HC Deb 19 June 1951 vol 489 cc235-6
46. Mr. Boyd-Carpenter

asked the Prime Minister whether the recent speech at Preston by the Minister of Supply on the subject of the reimposition of direction of labour represents the policy of His Majesty's Government.

Mr. Ede

I have been asked to reply. My right hon. Friend the Minister of Supply at an informal Press Conference at Preston stated that the Government was most anxious to avoid direction of labour which was not necessary at the moment; and that there was no intention at present of introducing it. This was in accordance with Government policy about direction of labour which was fully explained in the debate on Defence and on the Supplies and Services (Defence Purposes) Bill in February.

Mr. Boyd-Carpenter

Does it follow from what the Home Secretary has said that the report in "The Times," in which his right hon. Friend is stated to have said that the direction of labour "may" have to return, is not an accurate reproduction of what his right hon. Friend said?

Mr. Ede

I prefer to base my answer on what I have just said.
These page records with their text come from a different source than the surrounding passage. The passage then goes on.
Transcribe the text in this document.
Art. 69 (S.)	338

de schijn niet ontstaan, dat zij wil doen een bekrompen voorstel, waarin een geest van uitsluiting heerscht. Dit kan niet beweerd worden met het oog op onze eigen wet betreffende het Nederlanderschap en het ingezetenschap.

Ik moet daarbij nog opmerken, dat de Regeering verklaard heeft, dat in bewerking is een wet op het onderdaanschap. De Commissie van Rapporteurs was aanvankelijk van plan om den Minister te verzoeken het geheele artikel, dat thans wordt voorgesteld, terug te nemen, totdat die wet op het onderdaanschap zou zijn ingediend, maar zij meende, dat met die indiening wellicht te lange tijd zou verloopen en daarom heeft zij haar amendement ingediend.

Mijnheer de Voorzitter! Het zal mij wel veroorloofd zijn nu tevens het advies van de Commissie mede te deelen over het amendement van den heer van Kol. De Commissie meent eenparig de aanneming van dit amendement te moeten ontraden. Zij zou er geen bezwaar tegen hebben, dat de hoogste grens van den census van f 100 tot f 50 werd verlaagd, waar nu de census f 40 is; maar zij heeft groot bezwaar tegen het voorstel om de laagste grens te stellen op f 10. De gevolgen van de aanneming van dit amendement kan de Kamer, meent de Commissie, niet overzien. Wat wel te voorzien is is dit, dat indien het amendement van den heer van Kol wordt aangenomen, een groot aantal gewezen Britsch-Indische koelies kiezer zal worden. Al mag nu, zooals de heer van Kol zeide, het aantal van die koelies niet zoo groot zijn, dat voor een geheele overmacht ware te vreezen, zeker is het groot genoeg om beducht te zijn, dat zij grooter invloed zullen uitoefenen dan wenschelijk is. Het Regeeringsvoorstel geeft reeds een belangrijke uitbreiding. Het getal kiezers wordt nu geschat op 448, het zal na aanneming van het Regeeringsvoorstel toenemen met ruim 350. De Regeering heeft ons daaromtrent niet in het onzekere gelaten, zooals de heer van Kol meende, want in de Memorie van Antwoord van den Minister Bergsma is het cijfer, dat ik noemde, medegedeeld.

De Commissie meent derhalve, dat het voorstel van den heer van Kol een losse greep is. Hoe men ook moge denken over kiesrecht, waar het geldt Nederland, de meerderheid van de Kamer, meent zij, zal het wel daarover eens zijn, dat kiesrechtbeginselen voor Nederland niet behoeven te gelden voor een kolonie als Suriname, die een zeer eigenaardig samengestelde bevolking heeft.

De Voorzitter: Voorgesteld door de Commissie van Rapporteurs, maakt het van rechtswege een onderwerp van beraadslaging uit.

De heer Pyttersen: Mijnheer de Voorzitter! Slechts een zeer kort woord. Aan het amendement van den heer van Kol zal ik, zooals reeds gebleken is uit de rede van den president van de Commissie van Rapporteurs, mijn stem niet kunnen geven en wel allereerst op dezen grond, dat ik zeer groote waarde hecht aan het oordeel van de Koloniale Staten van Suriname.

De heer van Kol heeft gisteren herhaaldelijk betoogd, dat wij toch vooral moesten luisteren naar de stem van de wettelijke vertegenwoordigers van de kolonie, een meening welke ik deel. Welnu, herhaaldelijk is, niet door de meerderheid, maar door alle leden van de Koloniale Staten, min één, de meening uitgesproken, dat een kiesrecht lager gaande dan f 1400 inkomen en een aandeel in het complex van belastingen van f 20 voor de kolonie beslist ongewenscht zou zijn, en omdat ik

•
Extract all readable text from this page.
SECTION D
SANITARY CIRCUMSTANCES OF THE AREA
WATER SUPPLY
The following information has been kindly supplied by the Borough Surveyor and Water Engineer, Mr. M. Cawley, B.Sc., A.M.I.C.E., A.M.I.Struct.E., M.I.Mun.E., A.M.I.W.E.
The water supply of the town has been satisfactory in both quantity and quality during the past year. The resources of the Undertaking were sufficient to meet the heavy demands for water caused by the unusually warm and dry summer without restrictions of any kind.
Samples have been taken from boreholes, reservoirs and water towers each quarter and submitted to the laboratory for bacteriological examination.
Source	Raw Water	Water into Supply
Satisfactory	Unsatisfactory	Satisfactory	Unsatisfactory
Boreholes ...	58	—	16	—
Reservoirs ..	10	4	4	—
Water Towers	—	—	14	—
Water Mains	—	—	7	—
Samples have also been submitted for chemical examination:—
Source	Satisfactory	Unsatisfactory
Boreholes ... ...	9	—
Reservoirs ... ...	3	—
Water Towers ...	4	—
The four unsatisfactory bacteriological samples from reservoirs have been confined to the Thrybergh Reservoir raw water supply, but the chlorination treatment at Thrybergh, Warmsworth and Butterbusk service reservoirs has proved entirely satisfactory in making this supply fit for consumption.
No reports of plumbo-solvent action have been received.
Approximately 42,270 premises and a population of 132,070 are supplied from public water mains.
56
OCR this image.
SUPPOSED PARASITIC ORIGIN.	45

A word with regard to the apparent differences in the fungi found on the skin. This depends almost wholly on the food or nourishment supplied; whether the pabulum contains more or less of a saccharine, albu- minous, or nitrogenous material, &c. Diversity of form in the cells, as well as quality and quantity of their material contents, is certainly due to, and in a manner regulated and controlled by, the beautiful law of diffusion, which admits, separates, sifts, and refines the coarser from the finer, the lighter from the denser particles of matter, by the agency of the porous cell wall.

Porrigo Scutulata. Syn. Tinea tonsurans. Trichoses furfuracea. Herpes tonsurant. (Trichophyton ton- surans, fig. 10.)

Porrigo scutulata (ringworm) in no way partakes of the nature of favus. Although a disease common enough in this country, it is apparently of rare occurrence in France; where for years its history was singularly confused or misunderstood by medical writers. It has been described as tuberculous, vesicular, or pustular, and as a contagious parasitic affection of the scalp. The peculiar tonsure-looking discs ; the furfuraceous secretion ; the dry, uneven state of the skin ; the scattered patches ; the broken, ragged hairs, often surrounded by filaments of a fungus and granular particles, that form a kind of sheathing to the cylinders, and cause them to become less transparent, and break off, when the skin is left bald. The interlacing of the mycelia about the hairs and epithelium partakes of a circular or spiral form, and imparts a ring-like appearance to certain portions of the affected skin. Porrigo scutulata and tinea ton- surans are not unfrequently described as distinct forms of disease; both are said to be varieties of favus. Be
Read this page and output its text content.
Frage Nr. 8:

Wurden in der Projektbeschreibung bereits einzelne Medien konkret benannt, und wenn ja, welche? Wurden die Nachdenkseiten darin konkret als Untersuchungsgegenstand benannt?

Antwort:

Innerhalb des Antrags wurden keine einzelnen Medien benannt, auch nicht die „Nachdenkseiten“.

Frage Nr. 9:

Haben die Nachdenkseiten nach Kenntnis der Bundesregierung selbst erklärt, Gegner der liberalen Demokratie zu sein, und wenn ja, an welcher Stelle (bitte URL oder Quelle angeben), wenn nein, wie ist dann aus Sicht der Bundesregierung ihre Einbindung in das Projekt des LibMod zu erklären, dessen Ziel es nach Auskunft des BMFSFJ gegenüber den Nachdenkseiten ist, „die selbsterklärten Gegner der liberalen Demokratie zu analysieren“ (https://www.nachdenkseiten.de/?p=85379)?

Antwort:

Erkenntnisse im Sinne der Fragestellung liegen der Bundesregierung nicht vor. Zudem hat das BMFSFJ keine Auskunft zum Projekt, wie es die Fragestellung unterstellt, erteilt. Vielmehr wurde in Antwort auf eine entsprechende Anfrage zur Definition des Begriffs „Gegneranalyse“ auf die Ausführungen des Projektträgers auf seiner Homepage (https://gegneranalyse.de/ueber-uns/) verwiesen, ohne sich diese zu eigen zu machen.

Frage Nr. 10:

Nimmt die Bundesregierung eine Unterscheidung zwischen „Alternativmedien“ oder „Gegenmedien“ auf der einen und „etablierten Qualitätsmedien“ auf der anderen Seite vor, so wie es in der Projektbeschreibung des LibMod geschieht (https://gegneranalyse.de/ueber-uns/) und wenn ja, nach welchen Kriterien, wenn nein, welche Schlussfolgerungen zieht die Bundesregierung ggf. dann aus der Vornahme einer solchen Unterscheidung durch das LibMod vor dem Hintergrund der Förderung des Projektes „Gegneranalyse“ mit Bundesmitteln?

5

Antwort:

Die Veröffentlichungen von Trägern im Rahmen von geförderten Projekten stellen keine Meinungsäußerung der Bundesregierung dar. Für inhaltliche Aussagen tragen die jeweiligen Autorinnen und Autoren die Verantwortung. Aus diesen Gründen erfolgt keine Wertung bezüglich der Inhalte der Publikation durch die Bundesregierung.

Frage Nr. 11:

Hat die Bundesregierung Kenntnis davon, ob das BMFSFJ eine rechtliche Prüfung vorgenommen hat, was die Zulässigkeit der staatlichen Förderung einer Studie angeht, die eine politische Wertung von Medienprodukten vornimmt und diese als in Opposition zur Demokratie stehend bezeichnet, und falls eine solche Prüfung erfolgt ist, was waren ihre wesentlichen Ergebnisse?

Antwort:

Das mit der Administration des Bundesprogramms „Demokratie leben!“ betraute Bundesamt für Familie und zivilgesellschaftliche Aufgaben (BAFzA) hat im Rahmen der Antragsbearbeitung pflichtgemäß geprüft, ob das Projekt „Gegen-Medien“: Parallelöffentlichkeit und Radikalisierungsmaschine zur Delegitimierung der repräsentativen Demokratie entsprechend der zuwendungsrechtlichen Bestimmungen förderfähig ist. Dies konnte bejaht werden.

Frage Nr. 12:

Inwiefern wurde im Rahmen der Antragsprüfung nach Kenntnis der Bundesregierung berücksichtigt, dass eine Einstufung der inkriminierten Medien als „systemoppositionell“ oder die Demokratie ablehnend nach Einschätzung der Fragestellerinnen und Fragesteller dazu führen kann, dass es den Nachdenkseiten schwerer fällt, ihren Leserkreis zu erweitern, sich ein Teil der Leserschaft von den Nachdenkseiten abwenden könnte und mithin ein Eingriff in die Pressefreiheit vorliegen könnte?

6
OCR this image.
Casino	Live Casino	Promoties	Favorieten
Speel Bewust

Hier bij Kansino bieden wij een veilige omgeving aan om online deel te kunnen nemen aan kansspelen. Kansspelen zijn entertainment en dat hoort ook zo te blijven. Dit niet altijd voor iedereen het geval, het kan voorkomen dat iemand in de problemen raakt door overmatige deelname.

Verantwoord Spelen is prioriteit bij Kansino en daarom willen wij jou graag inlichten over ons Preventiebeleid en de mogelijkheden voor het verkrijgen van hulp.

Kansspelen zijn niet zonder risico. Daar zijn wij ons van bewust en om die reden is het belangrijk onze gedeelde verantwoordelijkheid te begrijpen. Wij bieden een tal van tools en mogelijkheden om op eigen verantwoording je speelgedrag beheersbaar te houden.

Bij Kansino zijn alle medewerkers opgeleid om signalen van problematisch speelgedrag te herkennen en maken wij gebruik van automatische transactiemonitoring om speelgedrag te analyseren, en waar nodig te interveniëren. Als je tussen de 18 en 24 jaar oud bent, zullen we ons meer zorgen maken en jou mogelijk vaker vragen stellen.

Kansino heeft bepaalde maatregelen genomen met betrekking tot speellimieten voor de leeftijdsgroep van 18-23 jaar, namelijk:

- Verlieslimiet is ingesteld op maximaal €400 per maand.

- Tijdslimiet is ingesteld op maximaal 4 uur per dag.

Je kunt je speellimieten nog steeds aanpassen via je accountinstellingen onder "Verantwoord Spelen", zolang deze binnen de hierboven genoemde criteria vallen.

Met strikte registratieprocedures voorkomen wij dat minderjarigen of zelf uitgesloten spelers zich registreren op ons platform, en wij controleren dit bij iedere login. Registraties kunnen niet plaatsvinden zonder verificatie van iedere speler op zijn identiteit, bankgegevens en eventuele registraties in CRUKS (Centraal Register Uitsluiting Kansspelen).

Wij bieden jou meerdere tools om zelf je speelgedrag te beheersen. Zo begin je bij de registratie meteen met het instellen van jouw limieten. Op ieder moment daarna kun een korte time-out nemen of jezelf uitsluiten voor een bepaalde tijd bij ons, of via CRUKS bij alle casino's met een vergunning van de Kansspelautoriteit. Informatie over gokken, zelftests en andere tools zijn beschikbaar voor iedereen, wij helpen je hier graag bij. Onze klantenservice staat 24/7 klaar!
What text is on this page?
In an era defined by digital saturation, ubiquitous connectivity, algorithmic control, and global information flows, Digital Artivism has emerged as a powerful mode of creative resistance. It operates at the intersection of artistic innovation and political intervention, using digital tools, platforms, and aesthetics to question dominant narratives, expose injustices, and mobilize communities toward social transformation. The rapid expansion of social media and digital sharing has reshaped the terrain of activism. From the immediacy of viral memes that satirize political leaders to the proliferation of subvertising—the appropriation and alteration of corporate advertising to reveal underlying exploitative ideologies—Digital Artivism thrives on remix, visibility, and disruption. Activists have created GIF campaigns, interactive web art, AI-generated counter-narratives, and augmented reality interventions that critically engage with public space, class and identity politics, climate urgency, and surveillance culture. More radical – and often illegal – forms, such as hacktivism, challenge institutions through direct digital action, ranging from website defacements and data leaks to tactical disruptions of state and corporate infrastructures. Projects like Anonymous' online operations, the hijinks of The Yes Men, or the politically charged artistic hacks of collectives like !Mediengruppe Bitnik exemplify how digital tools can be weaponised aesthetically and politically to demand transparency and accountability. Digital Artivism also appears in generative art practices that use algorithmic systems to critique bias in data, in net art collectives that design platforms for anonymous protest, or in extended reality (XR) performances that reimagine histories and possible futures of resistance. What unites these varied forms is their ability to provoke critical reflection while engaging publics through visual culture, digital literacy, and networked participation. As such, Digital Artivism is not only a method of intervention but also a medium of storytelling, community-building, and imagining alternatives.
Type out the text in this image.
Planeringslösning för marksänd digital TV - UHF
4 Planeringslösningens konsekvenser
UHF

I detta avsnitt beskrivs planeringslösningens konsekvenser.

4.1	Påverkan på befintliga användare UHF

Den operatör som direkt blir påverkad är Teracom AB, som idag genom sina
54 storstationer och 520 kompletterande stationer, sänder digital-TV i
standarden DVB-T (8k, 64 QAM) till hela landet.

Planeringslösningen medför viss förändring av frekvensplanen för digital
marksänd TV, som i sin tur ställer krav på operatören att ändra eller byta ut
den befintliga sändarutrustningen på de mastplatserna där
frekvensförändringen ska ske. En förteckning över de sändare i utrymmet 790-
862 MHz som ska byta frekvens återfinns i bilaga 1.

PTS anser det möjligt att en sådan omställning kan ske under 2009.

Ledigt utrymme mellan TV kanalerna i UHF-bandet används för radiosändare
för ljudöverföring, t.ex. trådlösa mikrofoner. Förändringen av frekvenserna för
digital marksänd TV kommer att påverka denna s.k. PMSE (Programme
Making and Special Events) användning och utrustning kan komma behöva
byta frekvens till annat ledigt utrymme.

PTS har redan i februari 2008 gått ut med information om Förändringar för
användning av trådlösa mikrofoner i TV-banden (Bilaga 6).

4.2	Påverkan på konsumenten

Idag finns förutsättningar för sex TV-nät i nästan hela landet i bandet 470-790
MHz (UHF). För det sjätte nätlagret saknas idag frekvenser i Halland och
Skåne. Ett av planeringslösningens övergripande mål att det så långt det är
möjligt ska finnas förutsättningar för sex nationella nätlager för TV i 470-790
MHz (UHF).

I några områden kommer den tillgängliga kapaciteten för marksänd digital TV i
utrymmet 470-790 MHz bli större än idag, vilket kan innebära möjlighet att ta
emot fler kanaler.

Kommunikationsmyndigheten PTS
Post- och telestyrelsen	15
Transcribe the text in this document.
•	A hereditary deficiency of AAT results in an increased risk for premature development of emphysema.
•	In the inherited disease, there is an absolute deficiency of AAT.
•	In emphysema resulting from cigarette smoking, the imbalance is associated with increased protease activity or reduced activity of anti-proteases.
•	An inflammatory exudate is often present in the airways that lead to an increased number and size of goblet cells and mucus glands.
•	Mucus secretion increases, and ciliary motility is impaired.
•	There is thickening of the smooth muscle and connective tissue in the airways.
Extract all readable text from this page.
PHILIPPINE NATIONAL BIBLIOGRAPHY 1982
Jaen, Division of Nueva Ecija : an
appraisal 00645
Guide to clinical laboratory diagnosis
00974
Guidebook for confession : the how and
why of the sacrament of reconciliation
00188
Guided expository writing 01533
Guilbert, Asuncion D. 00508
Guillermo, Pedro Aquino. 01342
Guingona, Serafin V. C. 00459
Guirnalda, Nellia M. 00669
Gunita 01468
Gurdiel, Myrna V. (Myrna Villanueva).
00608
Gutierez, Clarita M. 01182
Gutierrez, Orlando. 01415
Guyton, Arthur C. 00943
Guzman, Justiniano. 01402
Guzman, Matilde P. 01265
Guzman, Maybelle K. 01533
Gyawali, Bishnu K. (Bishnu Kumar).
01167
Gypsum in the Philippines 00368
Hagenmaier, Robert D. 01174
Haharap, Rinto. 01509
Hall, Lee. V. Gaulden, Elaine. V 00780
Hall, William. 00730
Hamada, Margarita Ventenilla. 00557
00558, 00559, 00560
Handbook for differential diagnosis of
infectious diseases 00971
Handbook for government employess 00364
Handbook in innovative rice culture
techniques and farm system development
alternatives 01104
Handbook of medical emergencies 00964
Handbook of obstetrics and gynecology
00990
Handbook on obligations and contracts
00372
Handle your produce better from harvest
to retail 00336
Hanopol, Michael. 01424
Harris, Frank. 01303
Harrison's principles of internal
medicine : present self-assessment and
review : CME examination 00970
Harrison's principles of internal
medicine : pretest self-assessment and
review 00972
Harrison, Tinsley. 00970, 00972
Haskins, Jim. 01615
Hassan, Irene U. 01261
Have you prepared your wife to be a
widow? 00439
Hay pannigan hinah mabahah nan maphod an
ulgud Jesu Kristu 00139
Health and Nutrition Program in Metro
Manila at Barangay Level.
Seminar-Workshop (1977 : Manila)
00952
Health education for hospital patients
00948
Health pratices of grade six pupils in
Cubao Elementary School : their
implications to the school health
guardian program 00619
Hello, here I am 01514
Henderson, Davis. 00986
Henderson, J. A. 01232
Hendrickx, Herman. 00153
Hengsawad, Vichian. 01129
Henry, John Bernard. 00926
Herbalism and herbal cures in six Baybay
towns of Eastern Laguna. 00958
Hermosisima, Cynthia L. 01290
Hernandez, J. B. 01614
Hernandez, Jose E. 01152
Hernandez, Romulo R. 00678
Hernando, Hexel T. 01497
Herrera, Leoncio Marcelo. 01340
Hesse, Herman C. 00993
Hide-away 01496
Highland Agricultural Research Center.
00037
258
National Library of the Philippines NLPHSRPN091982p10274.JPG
The position of the Government was fully explained in the two debates to which I have alluded. There is no intention of reintroducing direction of labour at present.

Mr. Godfrey Nicholson

What is the difference between a formal and an informal Press conference? Is an informal conference one at which the Minister does not have to think of what he is going to say? Surely, it is obvious in both cases that he will be quoted?

Mr. Ede

I understand the difference is that at a formal Press conference there is a hand-out which is put round among the persons present and then questions are based on it. In this case, there was no hand-out and my right hon. Friend was subjected to questions by the Pressmen, who had no paper on which to base whatever they asked.

Mr. Nicholson

Is not that just an ordinary simple interview? What is the difference? Why is a Minister to be excused for indiscretions more at an informal Press conference than at one which is formal?

Mr. Ede

There was no indiscretion in this case.